Many years ago when I was 15 or so I was accused by my cousins DM of being responsible for a fake Facebook account that was made in her daughters name. It was supposedly put up to take the piss out of her. I never saw the account so for all I know it may not even have existed. DM hasn't seen it neither has any other relatives who all say they believe me but don't want to get involved.
I absolutely did not do it, i would have admitted it by now if I had. I'm not a dishonest person. This is a decade long fued over complete bollocks.
I had no animosity towards my cousin who was one of my closest friends growing up. Cousins DM claims to have had proof i was responsible but refused to say what, she also rejected my offer to go to the police station together and have the matter investigated and dealt with.
Cousins DM refused to accept the possibility that anybody else could have taken umbrage with my cousin who had a long friends list half full of people she didn't know in person.

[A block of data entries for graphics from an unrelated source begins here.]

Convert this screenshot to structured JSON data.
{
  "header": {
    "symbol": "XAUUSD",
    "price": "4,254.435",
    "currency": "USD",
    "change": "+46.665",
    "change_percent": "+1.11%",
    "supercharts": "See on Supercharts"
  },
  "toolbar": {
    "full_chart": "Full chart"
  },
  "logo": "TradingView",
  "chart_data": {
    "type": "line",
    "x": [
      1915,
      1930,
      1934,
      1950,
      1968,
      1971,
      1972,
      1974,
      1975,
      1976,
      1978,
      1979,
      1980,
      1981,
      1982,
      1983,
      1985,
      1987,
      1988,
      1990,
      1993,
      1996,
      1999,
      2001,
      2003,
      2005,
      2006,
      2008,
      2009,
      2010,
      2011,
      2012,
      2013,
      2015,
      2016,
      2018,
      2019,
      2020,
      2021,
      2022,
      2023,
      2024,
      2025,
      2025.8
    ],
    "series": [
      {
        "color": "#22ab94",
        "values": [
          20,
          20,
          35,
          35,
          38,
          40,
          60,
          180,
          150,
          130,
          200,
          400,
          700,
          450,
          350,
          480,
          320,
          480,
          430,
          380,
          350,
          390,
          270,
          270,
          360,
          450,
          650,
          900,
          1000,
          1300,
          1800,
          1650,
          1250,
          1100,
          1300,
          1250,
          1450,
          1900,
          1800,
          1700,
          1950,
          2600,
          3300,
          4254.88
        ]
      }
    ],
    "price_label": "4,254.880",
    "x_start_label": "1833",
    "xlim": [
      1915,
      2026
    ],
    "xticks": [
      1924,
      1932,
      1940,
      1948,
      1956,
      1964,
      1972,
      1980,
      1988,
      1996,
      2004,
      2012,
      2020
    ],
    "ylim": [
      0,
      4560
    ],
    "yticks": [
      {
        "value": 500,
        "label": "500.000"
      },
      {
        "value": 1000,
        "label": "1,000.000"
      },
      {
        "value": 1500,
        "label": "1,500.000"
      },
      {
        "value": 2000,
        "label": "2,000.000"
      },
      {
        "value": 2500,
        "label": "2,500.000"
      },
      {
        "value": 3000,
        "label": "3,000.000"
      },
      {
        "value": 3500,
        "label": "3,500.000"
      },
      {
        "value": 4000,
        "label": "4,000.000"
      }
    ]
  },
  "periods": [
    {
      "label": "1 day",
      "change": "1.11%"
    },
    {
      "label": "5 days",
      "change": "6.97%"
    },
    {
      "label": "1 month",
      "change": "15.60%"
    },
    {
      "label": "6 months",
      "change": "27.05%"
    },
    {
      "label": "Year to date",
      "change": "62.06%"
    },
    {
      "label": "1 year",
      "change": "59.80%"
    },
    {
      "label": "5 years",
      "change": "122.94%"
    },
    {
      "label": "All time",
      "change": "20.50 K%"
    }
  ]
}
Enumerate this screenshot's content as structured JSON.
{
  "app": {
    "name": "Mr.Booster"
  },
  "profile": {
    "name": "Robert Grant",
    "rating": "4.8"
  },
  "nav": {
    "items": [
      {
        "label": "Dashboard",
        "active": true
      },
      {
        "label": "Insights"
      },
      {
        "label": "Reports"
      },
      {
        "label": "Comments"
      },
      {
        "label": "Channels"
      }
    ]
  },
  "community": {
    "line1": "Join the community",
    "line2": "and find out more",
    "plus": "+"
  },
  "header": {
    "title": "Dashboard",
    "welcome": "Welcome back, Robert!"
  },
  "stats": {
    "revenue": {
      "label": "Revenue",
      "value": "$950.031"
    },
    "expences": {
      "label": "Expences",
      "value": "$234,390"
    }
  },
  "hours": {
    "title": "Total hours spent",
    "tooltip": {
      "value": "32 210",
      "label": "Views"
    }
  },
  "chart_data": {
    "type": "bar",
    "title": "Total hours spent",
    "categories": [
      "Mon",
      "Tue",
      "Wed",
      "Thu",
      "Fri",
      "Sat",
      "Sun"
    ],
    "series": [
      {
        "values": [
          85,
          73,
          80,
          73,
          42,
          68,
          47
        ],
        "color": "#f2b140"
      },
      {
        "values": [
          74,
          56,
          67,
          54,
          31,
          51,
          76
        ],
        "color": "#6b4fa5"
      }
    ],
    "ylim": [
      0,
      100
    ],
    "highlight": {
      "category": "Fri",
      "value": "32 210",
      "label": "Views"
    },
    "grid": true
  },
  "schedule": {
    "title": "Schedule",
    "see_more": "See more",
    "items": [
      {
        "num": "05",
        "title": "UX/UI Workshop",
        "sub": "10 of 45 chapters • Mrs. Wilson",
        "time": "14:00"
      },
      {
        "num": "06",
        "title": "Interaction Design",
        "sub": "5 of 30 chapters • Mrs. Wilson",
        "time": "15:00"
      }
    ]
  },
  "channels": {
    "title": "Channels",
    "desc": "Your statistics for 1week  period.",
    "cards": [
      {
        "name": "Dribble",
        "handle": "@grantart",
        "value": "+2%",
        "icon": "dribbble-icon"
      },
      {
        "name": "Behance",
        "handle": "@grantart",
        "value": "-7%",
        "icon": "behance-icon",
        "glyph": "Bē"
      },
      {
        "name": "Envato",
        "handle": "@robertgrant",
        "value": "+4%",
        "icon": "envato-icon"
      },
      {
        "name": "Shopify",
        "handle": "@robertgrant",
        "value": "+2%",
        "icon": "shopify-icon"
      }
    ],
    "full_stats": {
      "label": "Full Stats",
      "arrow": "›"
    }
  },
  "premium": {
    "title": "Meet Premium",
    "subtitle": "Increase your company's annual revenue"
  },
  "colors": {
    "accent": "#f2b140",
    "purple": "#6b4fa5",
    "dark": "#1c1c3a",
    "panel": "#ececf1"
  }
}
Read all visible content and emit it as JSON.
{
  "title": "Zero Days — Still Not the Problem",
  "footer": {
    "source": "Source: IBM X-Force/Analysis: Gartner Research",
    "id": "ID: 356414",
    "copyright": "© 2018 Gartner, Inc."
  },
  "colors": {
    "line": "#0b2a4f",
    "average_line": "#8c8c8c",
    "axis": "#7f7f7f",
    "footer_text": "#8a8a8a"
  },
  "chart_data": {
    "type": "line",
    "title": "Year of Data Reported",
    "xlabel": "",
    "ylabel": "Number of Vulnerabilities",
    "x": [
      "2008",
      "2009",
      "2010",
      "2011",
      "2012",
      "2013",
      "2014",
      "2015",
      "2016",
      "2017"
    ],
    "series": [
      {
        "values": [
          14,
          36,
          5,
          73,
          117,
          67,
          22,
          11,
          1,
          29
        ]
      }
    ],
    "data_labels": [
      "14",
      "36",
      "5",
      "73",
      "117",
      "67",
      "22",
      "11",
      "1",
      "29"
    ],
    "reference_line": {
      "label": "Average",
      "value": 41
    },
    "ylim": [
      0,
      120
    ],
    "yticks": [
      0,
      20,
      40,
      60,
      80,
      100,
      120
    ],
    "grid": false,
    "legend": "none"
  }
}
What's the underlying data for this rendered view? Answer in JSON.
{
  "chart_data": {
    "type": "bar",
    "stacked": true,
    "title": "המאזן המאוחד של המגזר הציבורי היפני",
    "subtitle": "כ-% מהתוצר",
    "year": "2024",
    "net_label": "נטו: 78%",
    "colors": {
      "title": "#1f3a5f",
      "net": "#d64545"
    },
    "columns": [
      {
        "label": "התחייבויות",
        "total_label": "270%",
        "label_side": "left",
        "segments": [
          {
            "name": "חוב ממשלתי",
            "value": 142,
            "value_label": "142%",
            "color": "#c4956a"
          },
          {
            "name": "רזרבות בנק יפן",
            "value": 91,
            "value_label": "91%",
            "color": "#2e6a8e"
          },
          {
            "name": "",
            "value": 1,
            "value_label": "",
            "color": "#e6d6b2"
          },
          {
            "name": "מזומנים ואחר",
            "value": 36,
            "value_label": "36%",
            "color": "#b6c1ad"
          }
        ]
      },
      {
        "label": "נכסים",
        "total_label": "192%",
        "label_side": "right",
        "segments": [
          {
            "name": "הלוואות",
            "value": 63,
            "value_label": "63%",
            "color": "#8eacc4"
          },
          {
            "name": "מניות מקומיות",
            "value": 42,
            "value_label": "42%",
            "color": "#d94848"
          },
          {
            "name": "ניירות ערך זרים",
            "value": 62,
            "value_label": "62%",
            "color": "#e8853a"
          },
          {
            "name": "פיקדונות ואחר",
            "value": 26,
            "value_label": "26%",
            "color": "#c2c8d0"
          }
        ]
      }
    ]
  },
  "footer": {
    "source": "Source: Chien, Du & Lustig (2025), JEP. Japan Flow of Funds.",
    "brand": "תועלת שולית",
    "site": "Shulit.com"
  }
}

To this day (I'm 25 now) I've no idea why she believes it to be me but I've been effectively disowned since it happened, I can only hazard a guess that I've been accused because I was a bit of a shit when I was young (think answering back, being rude to DM who would complain to her siblings, disrespectful teenage phase) but i was never a malicious child.
I've been off the Christmas card list since then, aunt who previously loved me couldn't care less about my existence and doesn't wish me happy birthday, ask how I am, show an interest in my DC, ask after me when I was going through a traumatic time, refuses to speak to or about me whatsoever and when she does it is to spill bile about what a shitty person I am because of what I did to her DD.
I didn't.
It is though the neice she loved never existed and I'm some inconvenience to the family. It hurts to be thought of in such a way and accused of something I'd never have done, for years I've repeated the mantra that I've done nothing wrong to either of them and begged her to show me this so called proof. I get blanked.
DM has never let this (false) accusation come between her and her DS and has never batted an eye at the nasty treatment I've received ever since. "I'm not getting involved, but I do believe that you never did anything of the sort" is DMs response.
DM still thinks the sun shines out her arse and isn't phased that shes been treating me like shit for the past ten years for something I haven't done.